After living in a Spanish coastal mountain wilderness for many years I generally find the Dutch landscape rather dull but greatly appreciate access available in the dunes, most particularly the freedoms of the Amsterdamse Waterleiding, though as my first paragraph indicates, I am now much more restricted in where I can go. But the woodlands of both the dune systems give great opportunities for tree studies at all seasons due to their exposure to gales. In particular now in the Kennemerduinen we note the rise in sea levels. Dune formation is ridges of blown sand with hollows of relict beach and salt marsh called slacks. The slacks have long been subject to seasonal ground water level rises, supporting parnassia, dwarf willow and mint but most are now permanently flooded quite deeply, drowning those and trees that had colonised the hollows.

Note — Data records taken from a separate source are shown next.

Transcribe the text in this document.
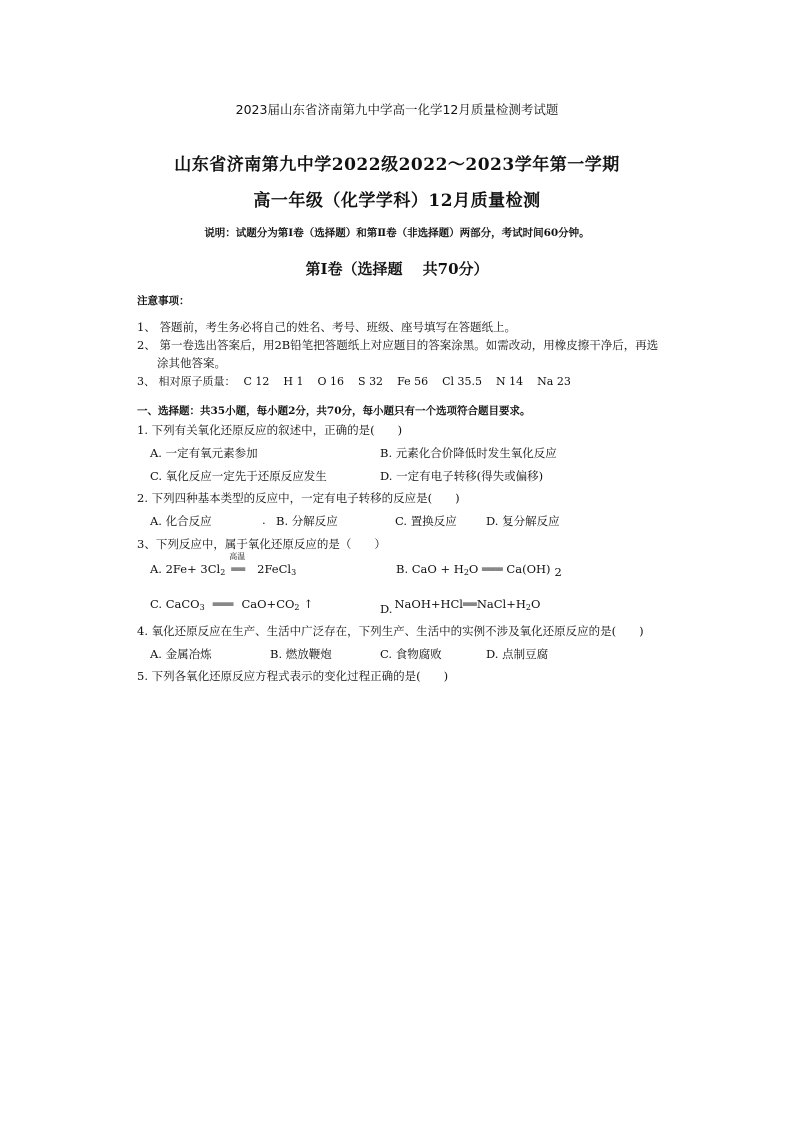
2023届山东省济南第九中学高一化学12月质量检测考试题
山东省济南第九中学2022级2022～2023学年第一学期
高一年级（化学学科）12月质量检测
说明：试题分为第Ⅰ卷（选择题）和第Ⅱ卷（非选择题）两部分，考试时间60分钟。
第Ⅰ卷（选择题　 共70分）
注意事项：
1、 答题前，考生务必将自己的姓名、考号、班级、座号填写在答题纸上。
2、 第一卷选出答案后，用2B铅笔把答题纸上对应题目的答案涂黑。如需改动，用橡皮擦干净后，再选
涂其他答案。
3、 相对原子质量： C 12 H 1 O 16 S 32 Fe 56 Cl 35.5 N 14 Na 23
一、选择题：共35小题，每小题2分，共70分，每小题只有一个选项符合题目要求。
1. 下列有关氧化还原反应的叙述中，正确的是(　　)
A. 一定有氧元素参加	B. 元素化合价降低时发生氧化反应
C. 氧化反应一定先于还原反应发生	D. 一定有电子转移(得失或偏移)
2. 下列四种基本类型的反应中，一定有电子转移的反应是(　　)
A. 化合反应	. B. 分解反应	C. 置换反应	D. 复分解反应
3、下列反应中，属于氧化还原反应的是（　　）
A. $2Fe+ 3Cl_2$
高温
══ 2FeCl$_3$	B. CaO + $H_2O$ ═══ Ca(OH) 2
C. CaCO$_3$ ═══ $CaO+CO_2$ ↑	D. $NaOH+HCl══NaCl+H_2O$
4. 氧化还原反应在生产、生活中广泛存在，下列生产、生活中的实例不涉及氧化还原反应的是(　　)
A. 金属冶炼	B. 燃放鞭炮	C. 食物腐败	D. 点制豆腐
5. 下列各氧化还原反应方程式表示的变化过程正确的是(　　)
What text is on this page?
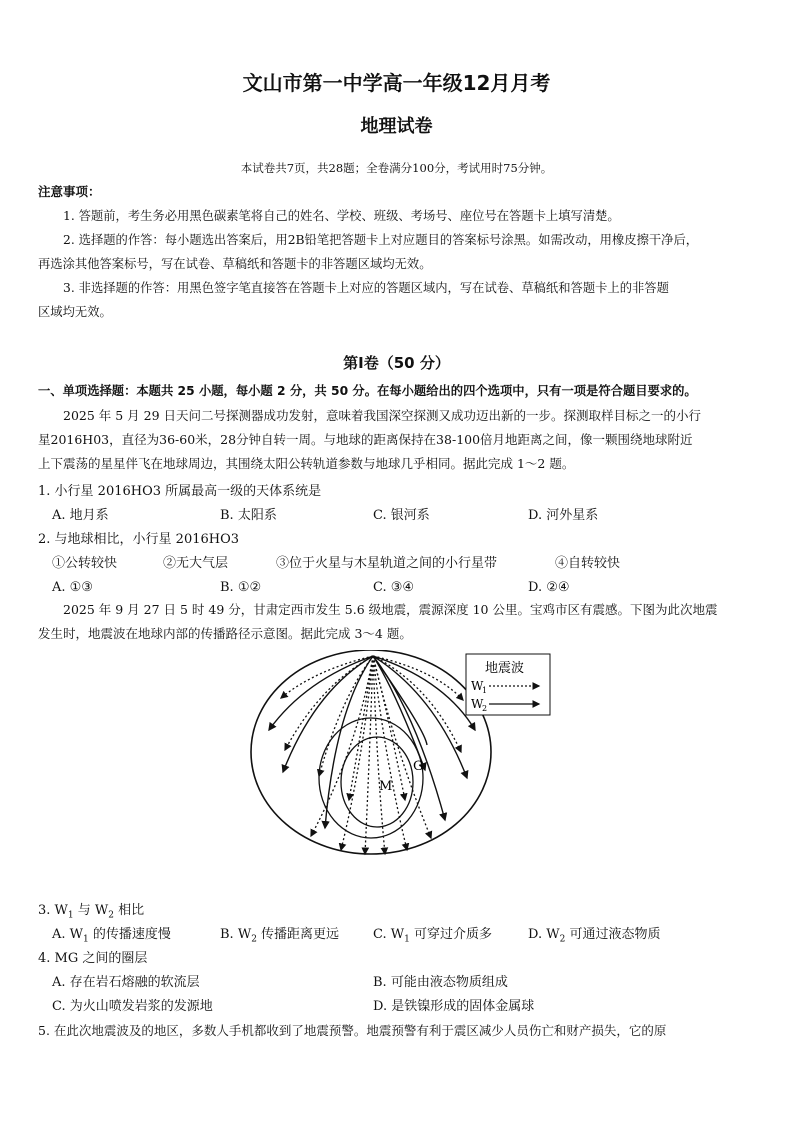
文山市第一中学高一年级12月月考
地理试卷
本试卷共7页，共28题；全卷满分100分，考试用时75分钟。
注意事项：
1. 答题前，考生务必用黑色碳素笔将自己的姓名、学校、班级、考场号、座位号在答题卡上填写清楚。
2. 选择题的作答：每小题选出答案后，用2B铅笔把答题卡上对应题目的答案标号涂黑。如需改动，用橡皮擦干净后，
再选涂其他答案标号，写在试卷、草稿纸和答题卡的非答题区域均无效。
3. 非选择题的作答：用黑色签字笔直接答在答题卡上对应的答题区域内，写在试卷、草稿纸和答题卡上的非答题
区域均无效。
第Ⅰ卷（50 分）
一、单项选择题：本题共 25 小题，每小题 2 分，共 50 分。在每小题给出的四个选项中，只有一项是符合题目要求的。
2025 年 5 月 29 日天问二号探测器成功发射，意味着我国深空探测又成功迈出新的一步。探测取样目标之一的小行
星2016H03，直径为36-60米，28分钟自转一周。与地球的距离保持在38-100倍月地距离之间，像一颗围绕地球附近
上下震荡的星星伴飞在地球周边，其围绕太阳公转轨道参数与地球几乎相同。据此完成 1～2 题。
1. 小行星 2016HO3 所属最高一级的天体系统是
A. 地月系	B. 太阳系	C. 银河系	D. 河外星系
2. 与地球相比，小行星 2016HO3
①公转较快	②无大气层	③位于火星与木星轨道之间的小行星带	④自转较快
A. ①③	B. ①②	C. ③④	D. ②④
2025 年 9 月 27 日 5 时 49 分，甘肃定西市发生 5.6 级地震，震源深度 10 公里。宝鸡市区有震感。下图为此次地震
发生时，地震波在地球内部的传播路径示意图。据此完成 3～4 题。
M
G
地震波
W
1
W
2
3. $W_1$ 与 $W_2$ 相比
A. $W_1$ 的传播速度慢	B. $W_2$ 传播距离更远	C. $W_1$ 可穿过介质多	D. $W_2$ 可通过液态物质
4. MG 之间的圈层
A. 存在岩石熔融的软流层	B. 可能由液态物质组成
C. 为火山喷发岩浆的发源地	D. 是铁镍形成的固体金属球
5. 在此次地震波及的地区，多数人手机都收到了地震预警。地震预警有利于震区减少人员伤亡和财产损失，它的原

My selection is a small part of a collection celebrating trees, trying to see both the wood and the trees. Most abundant in the dunes seem to be American oaks, with areas of bright Aspens, distorted and undistorted birches and magnificent European pines, thankfully not spruce which dominates Scottish uplands, as punctuations in the dialogue. But also included here are one or two photographs of woodlands in East Devon, also exposed to the sea but much more gently, there topping huge mounds of fossilised sand from geologically ancient deserts. That too was once a delta. More of those will come later perhaps.
All these derive from high definition images but they get muddied by reduction from 30+Mb to 1Mb.